Entre 1971 e 1974, os estudantes organizados na Faculdade de Ciências combateram os problemas dos estudantes nas faculdades, mas também a repressão que era exercida pelo regime. Desde piquetes de informação contra as bichas para inscrição nas turmas, até à denúncia da violência contra estudantes, os estudantes fizeram greve geral às aulas e aos exames.

“Nós e mais 15 pessoas fomos presas por fazer greve”, explica Graça. “Nem foi por problemas particulares do ensino, foi porque a polícia tinha fechado a associação e porque os nossos dirigentes estavam a ser perseguidos. Ficávamos por solidariedade”.
Mas nessa altura, várias dezenas de estudantes foram presos, como explicam Graça e Maria Graça. A resistência era feita também dessas prisões. Entre as atividades de resistência, o dia 12 de outubro de 1971 mudou tudo. José António Ribeiro Santos, estudante de direito, foi assassinado por um pide num meeting sobre a repressão, em Económicas. A indignação foi geral. Os estudantes reuniram-se e declararam a paralisação de toda a atividade escolar, em Lisboa foram distribuídos milhares de comunicados.

“Estivemos em greve às aulas durante imenso tempo e conseguiu unir todos os estudantes na altura”, explica Graça. “O movimento radicalizou-se muito nessa altura, e a repressão também”. Essa radicalização manteve-se até a 1974, onde nos primeiros meses ainda houve prisões de estudantes.
Depois do 25 de abril “fomos para a rua”, explicam as irmãs. As palavras de ordem tornaram-se sobre a guerra colonial e explodiu na sociedade uma participação democrática que significava que a luta dos estudantes de Ciências já não era só sobre isso. “Fizemos contacto com a população, mas a Associação de Estudantes continuou e o jornal que publicávamos, o Improp, ainda se publica hoje”.
A resistência em exposição
Na quarta-feira, inaugurou-se no Liceu Camões a exposição “Não cruzaremos os braços”, sobre a resistência dos estudantes de Ciências contra o regime ditatorial entre 1968 e 1974. A exposição já passou pela própria Faculdade de Ciências da Universidade de Lisboa, mas agora estará no Liceu Camões até 29 de novembro. Graça e Maria Graça fazem parte da organização da exposição.
“Nos liceus também havia luta e começávamos jovens a disputar”, explica o diretor da Escola Secundária. “Um conjunto de alunos do liceu foram apanhados numa manifestação e raparam-lhes o cabelo. Três jovens entraram na escola no dia seguinte de cabelo rapado”.

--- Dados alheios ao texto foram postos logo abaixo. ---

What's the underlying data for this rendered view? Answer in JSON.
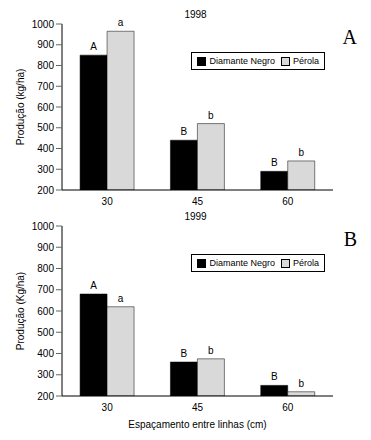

João Jaime Pires está a referir-se à noite da “Carecada”, quando 152 alunos foram detidos em assembleia no Hospital de Santa Maria e, para humilhá-los, a Pide mandou rapar a cabeça dos rapazes. Mas ao aparecerem no Liceu Camões no dia a seguir, a “carecada” teve o efeito oposto.

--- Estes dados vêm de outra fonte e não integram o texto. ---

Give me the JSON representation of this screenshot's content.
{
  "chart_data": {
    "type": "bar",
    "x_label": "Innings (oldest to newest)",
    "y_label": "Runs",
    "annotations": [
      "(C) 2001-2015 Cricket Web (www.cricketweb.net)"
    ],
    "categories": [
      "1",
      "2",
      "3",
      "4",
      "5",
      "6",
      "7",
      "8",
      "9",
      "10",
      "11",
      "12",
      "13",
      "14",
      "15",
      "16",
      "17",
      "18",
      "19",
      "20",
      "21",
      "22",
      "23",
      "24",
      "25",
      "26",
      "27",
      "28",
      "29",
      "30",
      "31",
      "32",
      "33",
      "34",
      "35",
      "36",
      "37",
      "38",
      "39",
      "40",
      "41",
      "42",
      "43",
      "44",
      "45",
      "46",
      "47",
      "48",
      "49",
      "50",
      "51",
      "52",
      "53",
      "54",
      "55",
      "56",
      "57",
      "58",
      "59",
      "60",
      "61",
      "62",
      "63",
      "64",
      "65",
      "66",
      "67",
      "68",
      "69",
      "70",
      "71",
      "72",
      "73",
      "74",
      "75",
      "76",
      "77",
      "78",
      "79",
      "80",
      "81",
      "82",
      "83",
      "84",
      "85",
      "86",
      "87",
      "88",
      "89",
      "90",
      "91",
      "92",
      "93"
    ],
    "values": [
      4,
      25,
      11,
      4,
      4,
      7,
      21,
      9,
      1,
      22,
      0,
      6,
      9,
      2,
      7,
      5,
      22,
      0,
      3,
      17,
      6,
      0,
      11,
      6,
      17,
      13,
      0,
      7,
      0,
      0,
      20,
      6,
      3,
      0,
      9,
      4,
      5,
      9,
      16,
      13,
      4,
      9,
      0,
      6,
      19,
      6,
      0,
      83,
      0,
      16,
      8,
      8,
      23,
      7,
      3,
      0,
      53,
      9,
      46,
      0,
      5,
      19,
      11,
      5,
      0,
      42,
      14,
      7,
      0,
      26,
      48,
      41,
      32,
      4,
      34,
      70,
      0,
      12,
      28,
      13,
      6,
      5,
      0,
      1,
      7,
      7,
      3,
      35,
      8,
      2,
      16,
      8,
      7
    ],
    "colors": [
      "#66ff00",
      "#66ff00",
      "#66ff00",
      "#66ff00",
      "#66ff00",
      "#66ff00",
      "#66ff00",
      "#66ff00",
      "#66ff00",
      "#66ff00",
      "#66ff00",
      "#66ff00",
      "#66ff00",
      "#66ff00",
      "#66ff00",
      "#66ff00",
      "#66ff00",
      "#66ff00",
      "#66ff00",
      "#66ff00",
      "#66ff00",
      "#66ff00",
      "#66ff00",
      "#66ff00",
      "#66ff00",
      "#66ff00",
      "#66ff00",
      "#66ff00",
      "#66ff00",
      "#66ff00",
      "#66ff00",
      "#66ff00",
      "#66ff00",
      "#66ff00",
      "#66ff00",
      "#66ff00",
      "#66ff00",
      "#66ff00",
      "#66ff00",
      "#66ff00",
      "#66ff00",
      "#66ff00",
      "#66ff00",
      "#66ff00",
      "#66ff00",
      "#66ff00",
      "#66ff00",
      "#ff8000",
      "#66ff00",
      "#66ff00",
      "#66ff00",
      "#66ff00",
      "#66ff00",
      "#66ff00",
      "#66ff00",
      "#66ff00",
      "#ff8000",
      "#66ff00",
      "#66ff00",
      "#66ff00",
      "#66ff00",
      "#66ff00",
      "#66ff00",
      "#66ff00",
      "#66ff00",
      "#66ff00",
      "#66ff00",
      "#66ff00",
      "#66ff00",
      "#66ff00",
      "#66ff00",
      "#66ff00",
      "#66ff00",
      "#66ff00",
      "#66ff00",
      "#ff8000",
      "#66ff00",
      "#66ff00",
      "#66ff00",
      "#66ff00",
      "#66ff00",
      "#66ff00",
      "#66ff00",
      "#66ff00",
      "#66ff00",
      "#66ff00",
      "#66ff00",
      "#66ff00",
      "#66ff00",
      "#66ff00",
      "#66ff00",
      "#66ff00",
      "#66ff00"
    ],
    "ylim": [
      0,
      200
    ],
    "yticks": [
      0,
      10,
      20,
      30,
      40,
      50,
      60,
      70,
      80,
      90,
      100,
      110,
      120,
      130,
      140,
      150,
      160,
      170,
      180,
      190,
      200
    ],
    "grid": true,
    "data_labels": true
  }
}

Entre esses jovens, estavam alguns que viriam a fazer parte da resistência na Faculdade de Ciências. “É nesse contexto que esta exposição se cruza com o movimento estudantil”, explica o diretor do Liceu Camões, para quem a exposição faz sentido ser na semana em que se comemorará o 25 de novembro, porque “estamos a esquecer o mais importante, que é o 25 de abril que nos dá a liberdade”.